As condições das mulheres que vivem no Marrocos são bem diferentes daquelas que vivem as mulheres iranianas ou malásias. Não existe um único modo para interpretar o Islã, assim como não existe “a mulher muçulmana” ideal em todos os tempos e localidades. Os países muçulmanos são diferentes no que diz respeito a leis, instituições e história. O demonstram livros como Ser mulher na Ásia, editado por Giampaolo Calchi Novati (Carocci 2010, série Asia Major, 256 p.), que dedica vários capítulos a condição da mulher muçulmana em países como o Irã e o Paquistão, Indonésia e Índia, ou, há alguns anos, Muçulmanas descobertas de Ruba Salih (Carocci 2008) que reconstrói a história da mulher no Islã de um olhar particularmente atento ao presente e as condições da diáspora islâmica.

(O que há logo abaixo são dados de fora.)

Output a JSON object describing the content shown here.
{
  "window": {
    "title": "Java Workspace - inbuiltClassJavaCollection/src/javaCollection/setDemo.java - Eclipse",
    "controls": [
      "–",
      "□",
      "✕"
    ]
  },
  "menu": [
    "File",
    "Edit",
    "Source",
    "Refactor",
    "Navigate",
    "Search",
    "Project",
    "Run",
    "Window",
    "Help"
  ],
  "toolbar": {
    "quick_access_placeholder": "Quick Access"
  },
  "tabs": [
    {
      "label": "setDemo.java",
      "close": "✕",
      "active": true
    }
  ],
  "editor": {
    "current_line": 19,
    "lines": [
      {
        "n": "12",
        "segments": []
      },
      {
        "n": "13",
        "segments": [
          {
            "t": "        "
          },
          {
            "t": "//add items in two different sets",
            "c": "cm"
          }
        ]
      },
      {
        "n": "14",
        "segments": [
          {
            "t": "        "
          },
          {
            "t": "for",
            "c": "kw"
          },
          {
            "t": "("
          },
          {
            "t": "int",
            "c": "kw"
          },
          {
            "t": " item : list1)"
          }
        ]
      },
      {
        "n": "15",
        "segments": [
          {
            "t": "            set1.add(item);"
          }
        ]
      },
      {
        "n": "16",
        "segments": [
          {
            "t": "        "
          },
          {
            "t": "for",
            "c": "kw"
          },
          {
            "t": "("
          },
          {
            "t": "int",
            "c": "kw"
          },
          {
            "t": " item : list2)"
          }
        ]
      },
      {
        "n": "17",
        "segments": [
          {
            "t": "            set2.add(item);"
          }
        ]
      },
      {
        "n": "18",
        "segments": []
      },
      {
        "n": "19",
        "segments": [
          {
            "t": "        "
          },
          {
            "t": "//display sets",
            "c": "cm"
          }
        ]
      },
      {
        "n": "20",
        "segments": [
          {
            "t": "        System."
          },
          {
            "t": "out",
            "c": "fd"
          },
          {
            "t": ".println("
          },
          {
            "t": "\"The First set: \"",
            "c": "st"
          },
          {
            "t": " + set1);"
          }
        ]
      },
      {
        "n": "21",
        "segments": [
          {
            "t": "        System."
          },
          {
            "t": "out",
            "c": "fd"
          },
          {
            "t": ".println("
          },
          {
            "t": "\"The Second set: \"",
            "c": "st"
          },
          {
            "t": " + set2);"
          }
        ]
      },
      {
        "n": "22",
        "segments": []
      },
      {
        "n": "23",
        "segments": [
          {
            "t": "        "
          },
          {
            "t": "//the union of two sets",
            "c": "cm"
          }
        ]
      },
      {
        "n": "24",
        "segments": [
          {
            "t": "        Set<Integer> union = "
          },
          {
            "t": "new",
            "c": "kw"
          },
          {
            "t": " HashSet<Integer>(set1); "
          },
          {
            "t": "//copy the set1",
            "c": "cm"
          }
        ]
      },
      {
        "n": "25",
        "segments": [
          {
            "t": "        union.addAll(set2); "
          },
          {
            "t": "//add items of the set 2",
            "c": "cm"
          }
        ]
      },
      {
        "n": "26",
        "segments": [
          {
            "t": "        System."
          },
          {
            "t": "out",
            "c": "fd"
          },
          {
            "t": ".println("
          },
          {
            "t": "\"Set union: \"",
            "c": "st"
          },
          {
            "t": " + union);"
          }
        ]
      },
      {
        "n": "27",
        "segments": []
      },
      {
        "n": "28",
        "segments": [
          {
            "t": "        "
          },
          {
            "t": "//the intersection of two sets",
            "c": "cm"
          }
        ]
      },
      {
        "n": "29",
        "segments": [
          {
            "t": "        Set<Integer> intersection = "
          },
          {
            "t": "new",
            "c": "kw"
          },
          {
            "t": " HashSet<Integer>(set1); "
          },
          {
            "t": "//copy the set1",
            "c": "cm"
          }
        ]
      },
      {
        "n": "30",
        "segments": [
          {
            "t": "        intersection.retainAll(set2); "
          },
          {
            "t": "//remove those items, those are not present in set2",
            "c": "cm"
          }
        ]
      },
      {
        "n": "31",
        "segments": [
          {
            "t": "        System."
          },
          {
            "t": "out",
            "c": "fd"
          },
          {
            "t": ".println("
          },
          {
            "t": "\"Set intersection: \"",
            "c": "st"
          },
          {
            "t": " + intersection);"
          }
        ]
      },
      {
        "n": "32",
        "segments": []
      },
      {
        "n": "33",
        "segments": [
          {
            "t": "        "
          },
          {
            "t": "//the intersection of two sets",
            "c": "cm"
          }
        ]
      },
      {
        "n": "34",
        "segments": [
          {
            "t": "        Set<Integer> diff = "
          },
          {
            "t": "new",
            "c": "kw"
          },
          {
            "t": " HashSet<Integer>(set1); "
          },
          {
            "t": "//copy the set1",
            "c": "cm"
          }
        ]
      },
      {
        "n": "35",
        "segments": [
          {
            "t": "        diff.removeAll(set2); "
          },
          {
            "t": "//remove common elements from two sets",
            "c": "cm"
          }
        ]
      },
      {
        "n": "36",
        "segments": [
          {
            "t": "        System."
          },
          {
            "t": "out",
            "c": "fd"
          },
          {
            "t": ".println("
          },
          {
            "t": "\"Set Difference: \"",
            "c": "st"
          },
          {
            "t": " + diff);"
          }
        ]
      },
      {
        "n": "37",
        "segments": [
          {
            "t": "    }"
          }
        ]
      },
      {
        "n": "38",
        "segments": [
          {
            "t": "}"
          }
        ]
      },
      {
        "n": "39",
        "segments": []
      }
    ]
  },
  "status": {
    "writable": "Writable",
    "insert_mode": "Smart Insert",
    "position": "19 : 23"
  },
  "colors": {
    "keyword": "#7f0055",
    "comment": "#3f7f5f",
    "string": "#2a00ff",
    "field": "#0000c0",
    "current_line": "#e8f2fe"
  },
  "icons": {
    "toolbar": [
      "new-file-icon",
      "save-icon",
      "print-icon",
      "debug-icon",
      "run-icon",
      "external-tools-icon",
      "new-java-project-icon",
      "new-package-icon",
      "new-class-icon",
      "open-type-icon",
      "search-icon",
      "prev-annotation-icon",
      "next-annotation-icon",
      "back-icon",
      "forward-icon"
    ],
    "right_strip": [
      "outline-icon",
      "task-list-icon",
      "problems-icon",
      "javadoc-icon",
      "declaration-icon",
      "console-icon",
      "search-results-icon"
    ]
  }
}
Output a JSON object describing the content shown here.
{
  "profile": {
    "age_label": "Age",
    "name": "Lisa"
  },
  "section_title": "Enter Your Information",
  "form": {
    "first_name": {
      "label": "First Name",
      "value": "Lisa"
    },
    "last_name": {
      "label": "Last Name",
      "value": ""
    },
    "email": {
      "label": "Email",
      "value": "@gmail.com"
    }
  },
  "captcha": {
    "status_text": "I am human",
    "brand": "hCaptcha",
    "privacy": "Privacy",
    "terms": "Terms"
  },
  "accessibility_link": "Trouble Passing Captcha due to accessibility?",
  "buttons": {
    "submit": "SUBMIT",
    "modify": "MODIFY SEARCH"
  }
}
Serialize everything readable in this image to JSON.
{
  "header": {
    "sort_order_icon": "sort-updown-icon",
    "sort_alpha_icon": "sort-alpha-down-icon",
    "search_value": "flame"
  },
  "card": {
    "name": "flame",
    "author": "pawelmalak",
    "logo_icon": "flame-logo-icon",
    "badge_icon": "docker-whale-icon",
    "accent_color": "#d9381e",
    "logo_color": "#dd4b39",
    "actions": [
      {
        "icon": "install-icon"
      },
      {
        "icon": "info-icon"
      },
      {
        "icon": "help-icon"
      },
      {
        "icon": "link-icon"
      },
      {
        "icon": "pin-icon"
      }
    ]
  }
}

É importante recordar que quando  as mulheres migram se registram significativas mudanças nas suas vidas e na vida de suas filhas, meninas na segunda se não já na terceira geração. E estas olham para o feminismo islâmico com particular interesse já que permite a elas conciliarem a pluralidade de identidade e pertinência que lhes dizem respeito: ser muçulmanas, ocidentais, crentes, práticas, feministas. De acordo com muitas delas, este movimento não quer que as mulheres escolham a favor de uma identidade. No último encontro internacional sobre o feminismo islâmico, que se refere ao tempo, ocorrido em Madri entre os dias 21 e 24 de outubro de 2010  as ativistas e teólogas provenientes do Irã, do Egito, dos Estados Unidos, da Grã-Bretanha, do Paquistão, da Malásia, do Marrocos não foram separadas de mulheres muçulmanas e não convertidas e emigradas e sobretudo meninas da segunda geração.

Dinâmicas em evolução

Na conferência de Madri vieram à tona diversas posições internas de um mesmo feminismo islâmico, que são herdeiras ou tem uma dívida de continuidade com a história do feminismo. No mundo islâmico os movimentos das mulheres possuem de fato uma história que já tem mais de um século. Os trabalhos de estudiosas do Islã como Biancamaria Scarcia Amoretti e de arabistas como Isabella Camera D'Afflitto mostram um significativo ativismo feminista desde o início do século XX. Durante todo o século passado mulheres como May Ziyada, Hoda Shaarawi, Dorya Shafiq, Latifa al Zayyat, Hoda Barakat, Ghada Samman, Nawal al Saadawi (para limitarmo-nos a alguns nomes e ao mundo árabe) venceram por afirmações dos direitos de igualdade. Do contrário do que ocorre com as feministas islâmicas, as suas batalhas não podem porém ser incluídas em uma perspectiva islâmica, mas sim em um quadro de reivindicações universais, em muitos casos ligadas as lutas pela independência contra o colonialismo e aos ideais socialistas e comunistas. O seu empenho faz parte da senda das grandes tradições do feminismo secular que caracterizou a história do movimento das mulheres, e que hoje continua a ser significativo no mundo islâmico.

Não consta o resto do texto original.